Foot and Ankle Biomechanics: Pathologic Interactions between Kinematics and Morphology

Amy Lenz, PhD

Research Instructor,

Department of Orthopaedics

University of Utah

Friday, December 2nd at 11:45 am

In-Person in SMBB 2650!

Join us for Pizza in Atrium After!

 

The foot and ankle is a complex structure of numerous articular relationships which operate to provide a stable base of support through active and passive tissue interactions.  Altered morphology can lead to injury, instability, pathological deformity, and osteoarthritis.  My lab’s goal is to characterize healthy, diseased, and post-surgical foot and ankle morphology and in-vivo function to improve clinical treatment of ankle pathologies leading to end-stage ankle osteoarthritis. Our recent studies have investigated the subtalar joint in patients that received a tibiotalar arthrodesis or total ankle replacement (TAR) surgery and found that subtalar joint kinematics are altered after tibiotalar arthrodesis, but we found minimal compensations in the motion of the subtalar joint of patients who had underwent TAR. Dynamic joint articulation measurements, such as joint space distance, coverage, and congruence can be investigated in combination with morphology analyses using statistical shape modeling to investigate the form and function relationship occurring at the subtalar joint following surgical intervention. Our ongoing studies highlight the complexity of the foot and ankle, the value of a robust 3D analyses, the utility of in vitro robotic experiments, and the necessity to further investigate interactions of function and morphology to clinically evaluate flatfoot deformity, osteoarthritis, and injury mechanisms.

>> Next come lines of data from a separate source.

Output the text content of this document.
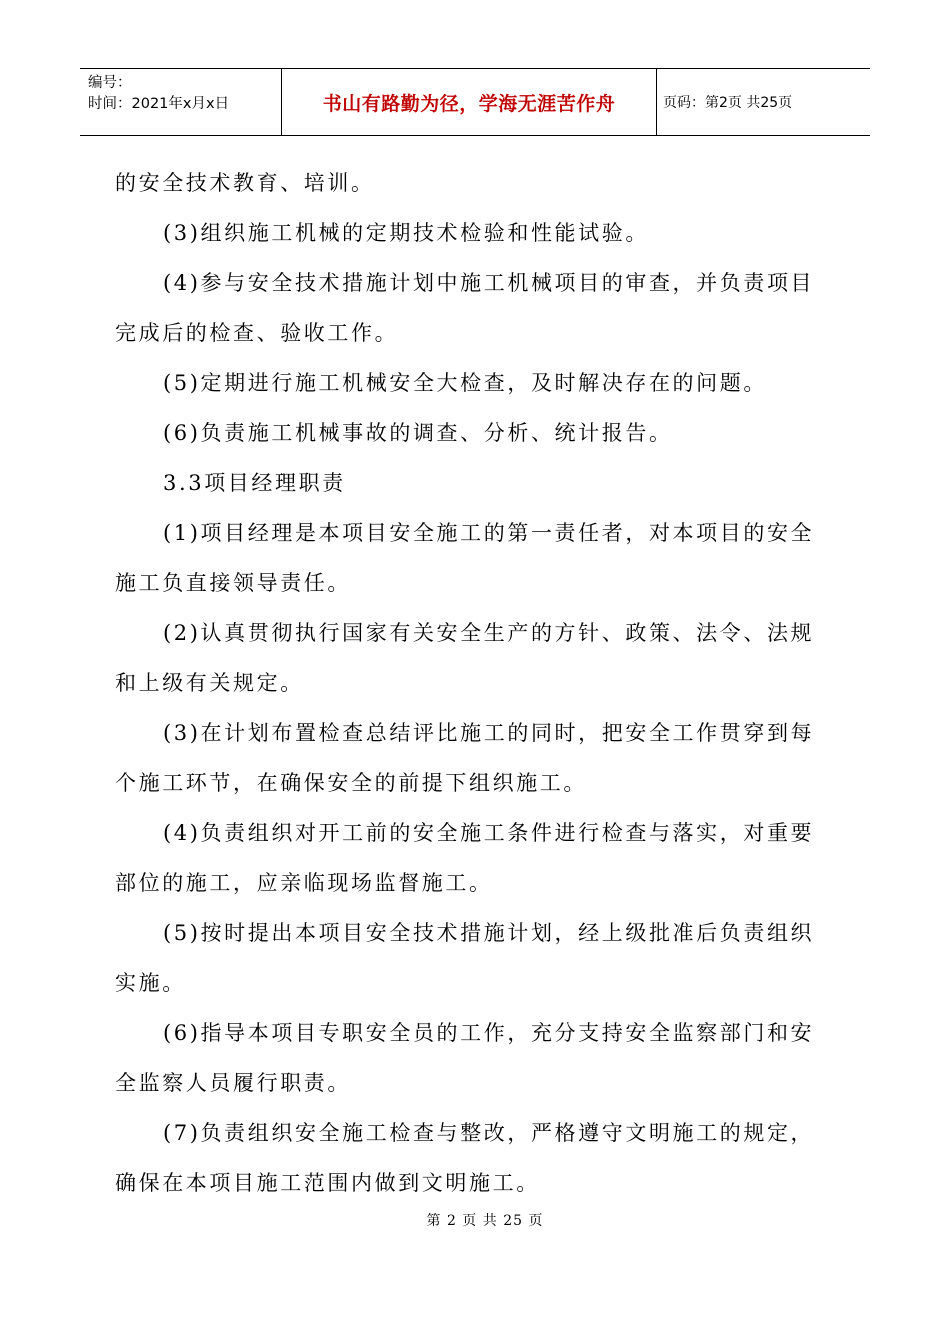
编号：
时间：2021年x月x日	书山有路勤为径，学海无涯苦作舟	页码：第2页 共25页
的安全技术教育、培训。
(3)组织施工机械的定期技术检验和性能试验。
(4)参与安全技术措施计划中施工机械项目的审查，并负责项目
完成后的检查、验收工作。
(5)定期进行施工机械安全大检查，及时解决存在的问题。
(6)负责施工机械事故的调查、分析、统计报告。
3.3项目经理职责
(1)项目经理是本项目安全施工的第一责任者，对本项目的安全
施工负直接领导责任。
(2)认真贯彻执行国家有关安全生产的方针、政策、法令、法规
和上级有关规定。
(3)在计划布置检查总结评比施工的同时，把安全工作贯穿到每
个施工环节，在确保安全的前提下组织施工。
(4)负责组织对开工前的安全施工条件进行检查与落实，对重要
部位的施工，应亲临现场监督施工。
(5)按时提出本项目安全技术措施计划，经上级批准后负责组织
实施。
(6)指导本项目专职安全员的工作，充分支持安全监察部门和安
全监察人员履行职责。
(7)负责组织安全施工检查与整改，严格遵守文明施工的规定，
确保在本项目施工范围内做到文明施工。
第 2 页 共 25 页
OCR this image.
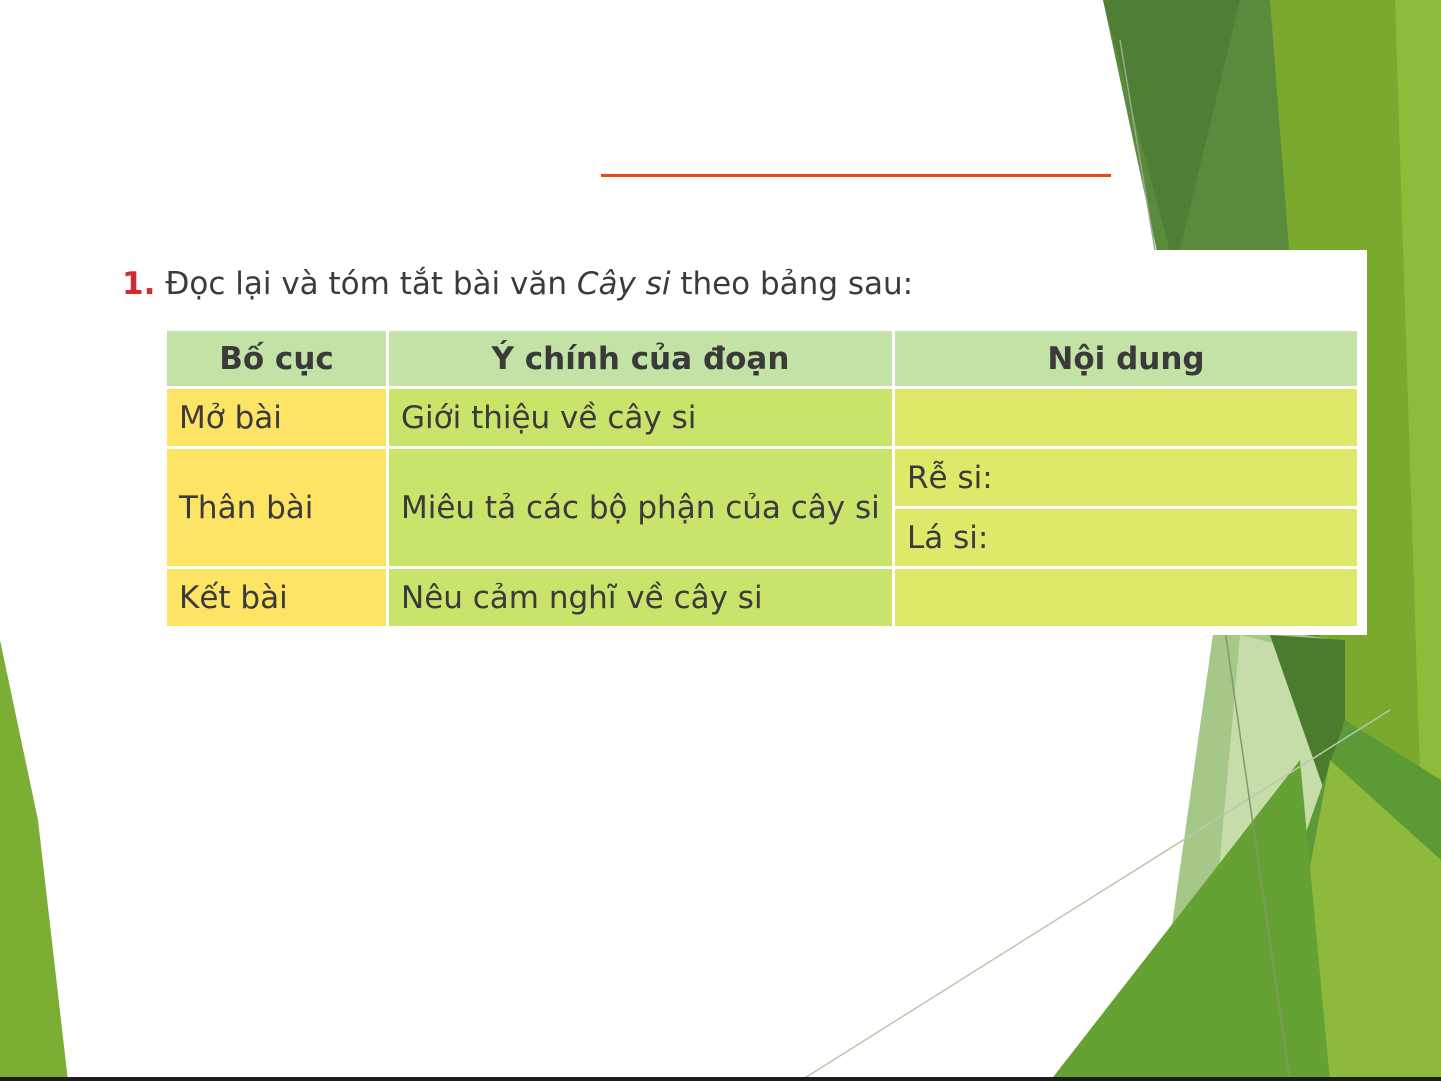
1. Đọc lại và tóm tắt bài văn Cây si theo bảng sau:
Bố cục	Ý chính của đoạn	Nội dung
Mở bài	Giới thiệu về cây si	
Thân bài	Miêu tả các bộ phận của cây si	Rễ si:
		Lá si:
Kết bài	Nêu cảm nghĩ về cây si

Dr. Amy Lenz is a Research Instructor in the Department of Orthopaedics at the University of Utah. She received her BS in Biomedical Engineering from the University of Wisconsin-Madison, her MS in Mechanical Engineering from the University of Delaware, and her PhD in Engineering Mechanics from Michigan State University. Along her professional journey she was a visiting professor at Grand Valley State University in Mechanical Engineering for two years, and a gait lab engineer at Mary Free Bed Rehabilitation Hospital for five years before she came to the University of Utah for a postdoctoral fellowship in Orthopaedics. She transitioned to faculty in April 2020, establishing her research team within the Orthopaedic Research Laboratory. Her current work studies foot and ankle orthopaedic biomechanics with a focus on characterizing healthy, diseased, and post-surgical foot and ankle morphology and in-vivo function to improve clinical treatment of ankle pathologies. Her expertise is in medical imaging, human biomechanics, and statistical shape modeling to integrate experimental and computational research to define relationships between 3D anatomy and dynamic movement.